How suddenly the private
 is revealed in a bombed-out city,
 how the blue and white striped wallpaper
 of a second-storey bedroom is now
 exposed to the lightly falling snow
 as if the room had answered the explosion
 wearing only its striped pyjamas.
 Some neighbours and soldiers
 poke around in the rubble below
 and stare up at the hanging staircase,
 the portrait of a grandfather,
 a door dangling from a single hinge.
 And the bathroom looks almost embarrassed
 by its uncovered ochre walls,
 the twisted mess of its plumbing,
 the sink sinking to its knees,
 the ripped shower curtain,
 the torn goldfish trailing bubbles.
 It’s like a dollhouse view
 as if a child on its knees could reach in
 and pick up the bureau, straighten a picture.

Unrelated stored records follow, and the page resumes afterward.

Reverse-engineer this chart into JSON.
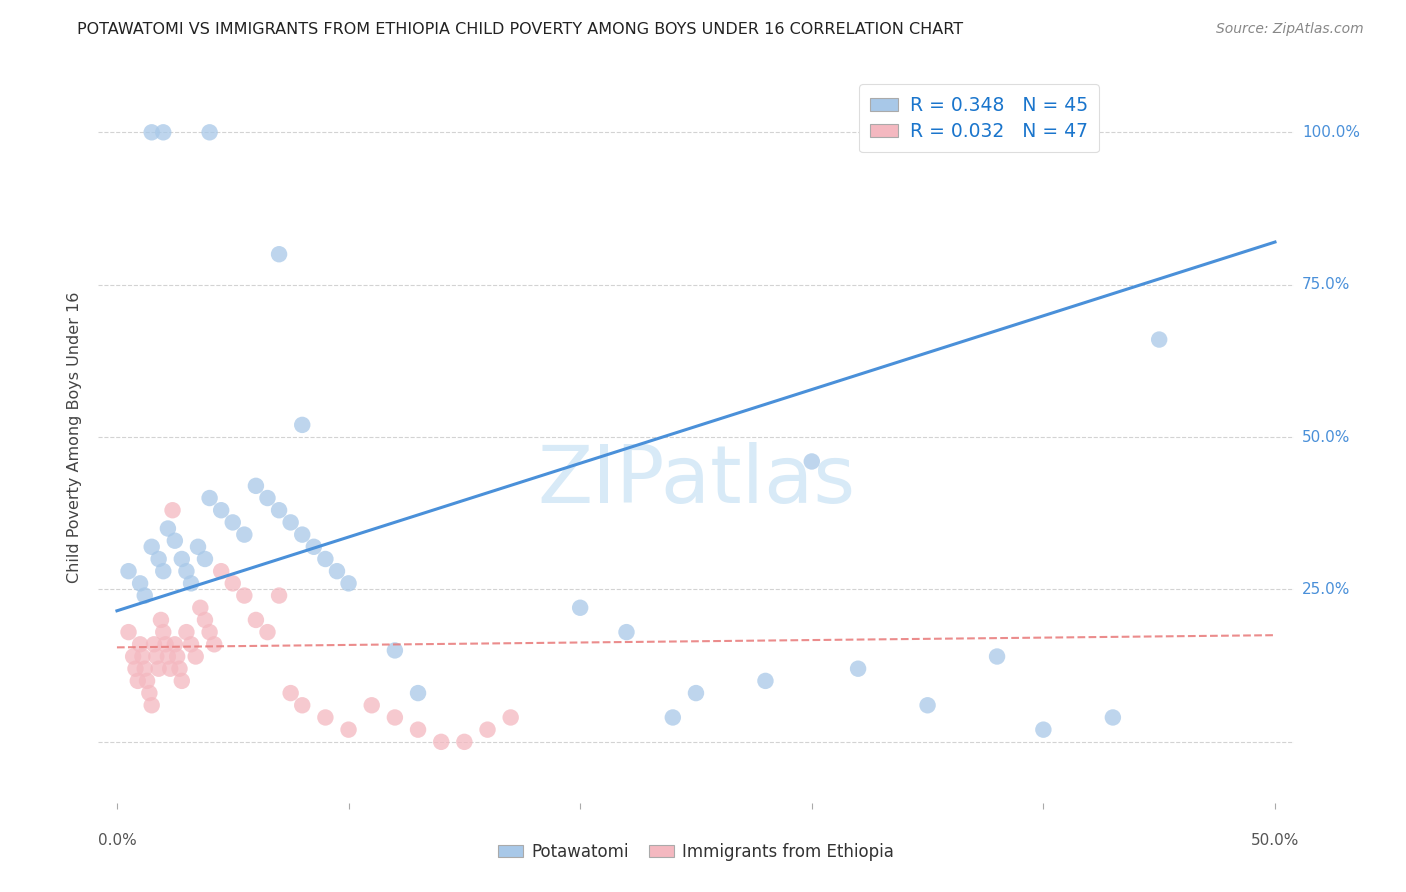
{
  "title": "POTAWATOMI VS IMMIGRANTS FROM ETHIOPIA CHILD POVERTY AMONG BOYS UNDER 16 CORRELATION CHART",
  "source": "Source: ZipAtlas.com",
  "ylabel": "Child Poverty Among Boys Under 16",
  "legend_label1": "R = 0.348   N = 45",
  "legend_label2": "R = 0.032   N = 47",
  "legend_bottom1": "Potawatomi",
  "legend_bottom2": "Immigrants from Ethiopia",
  "color_blue": "#a8c8e8",
  "color_pink": "#f4b8c0",
  "color_blue_line": "#4a90d9",
  "color_pink_line": "#e87878",
  "watermark_color": "#d8eaf7",
  "blue_scatter_x": [
    0.015,
    0.02,
    0.04,
    0.07,
    0.08,
    0.005,
    0.01,
    0.012,
    0.015,
    0.018,
    0.02,
    0.022,
    0.025,
    0.028,
    0.03,
    0.032,
    0.035,
    0.038,
    0.04,
    0.045,
    0.05,
    0.055,
    0.06,
    0.065,
    0.07,
    0.075,
    0.08,
    0.085,
    0.09,
    0.095,
    0.1,
    0.12,
    0.13,
    0.2,
    0.22,
    0.24,
    0.25,
    0.28,
    0.3,
    0.32,
    0.35,
    0.38,
    0.4,
    0.43,
    0.45
  ],
  "blue_scatter_y": [
    1.0,
    1.0,
    1.0,
    0.8,
    0.52,
    0.28,
    0.26,
    0.24,
    0.32,
    0.3,
    0.28,
    0.35,
    0.33,
    0.3,
    0.28,
    0.26,
    0.32,
    0.3,
    0.4,
    0.38,
    0.36,
    0.34,
    0.42,
    0.4,
    0.38,
    0.36,
    0.34,
    0.32,
    0.3,
    0.28,
    0.26,
    0.15,
    0.08,
    0.22,
    0.18,
    0.04,
    0.08,
    0.1,
    0.46,
    0.12,
    0.06,
    0.14,
    0.02,
    0.04,
    0.66
  ],
  "pink_scatter_x": [
    0.005,
    0.007,
    0.008,
    0.009,
    0.01,
    0.011,
    0.012,
    0.013,
    0.014,
    0.015,
    0.016,
    0.017,
    0.018,
    0.019,
    0.02,
    0.021,
    0.022,
    0.023,
    0.024,
    0.025,
    0.026,
    0.027,
    0.028,
    0.03,
    0.032,
    0.034,
    0.036,
    0.038,
    0.04,
    0.042,
    0.045,
    0.05,
    0.055,
    0.06,
    0.065,
    0.07,
    0.075,
    0.08,
    0.09,
    0.1,
    0.11,
    0.12,
    0.13,
    0.14,
    0.15,
    0.16,
    0.17
  ],
  "pink_scatter_y": [
    0.18,
    0.14,
    0.12,
    0.1,
    0.16,
    0.14,
    0.12,
    0.1,
    0.08,
    0.06,
    0.16,
    0.14,
    0.12,
    0.2,
    0.18,
    0.16,
    0.14,
    0.12,
    0.38,
    0.16,
    0.14,
    0.12,
    0.1,
    0.18,
    0.16,
    0.14,
    0.22,
    0.2,
    0.18,
    0.16,
    0.28,
    0.26,
    0.24,
    0.2,
    0.18,
    0.24,
    0.08,
    0.06,
    0.04,
    0.02,
    0.06,
    0.04,
    0.02,
    0.0,
    0.0,
    0.02,
    0.04
  ],
  "blue_line_x": [
    0.0,
    0.5
  ],
  "blue_line_y": [
    0.215,
    0.82
  ],
  "pink_line_x": [
    0.0,
    0.5
  ],
  "pink_line_y": [
    0.155,
    0.175
  ],
  "ytick_vals": [
    0.0,
    0.25,
    0.5,
    0.75,
    1.0
  ],
  "ytick_labels_right": [
    "",
    "25.0%",
    "50.0%",
    "75.0%",
    "100.0%"
  ],
  "xtick_vals": [
    0.0,
    0.1,
    0.2,
    0.3,
    0.4,
    0.5
  ]
}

 Or it might be a room on a stage
 in a play with no characters,
 no dialogue or audience,
 no beginning, middle and end –
 just the broken furniture in the street,
 a shoe among the cinder blocks,
 a light snow still falling
 on a distant steeple, and people
 crossing a bridge that still stands.
 And beyond that – crows in a tree,
 the statue of a leader on a horse,
 and clouds that look like smoke,
 and even farther on, in another country
 on a blanket under a shade tree,
 a man pouring wine into two glasses
 and a woman sliding out
 the wooden pegs of a wicker hamper
 filled with bread, cheese and several kinds of olives.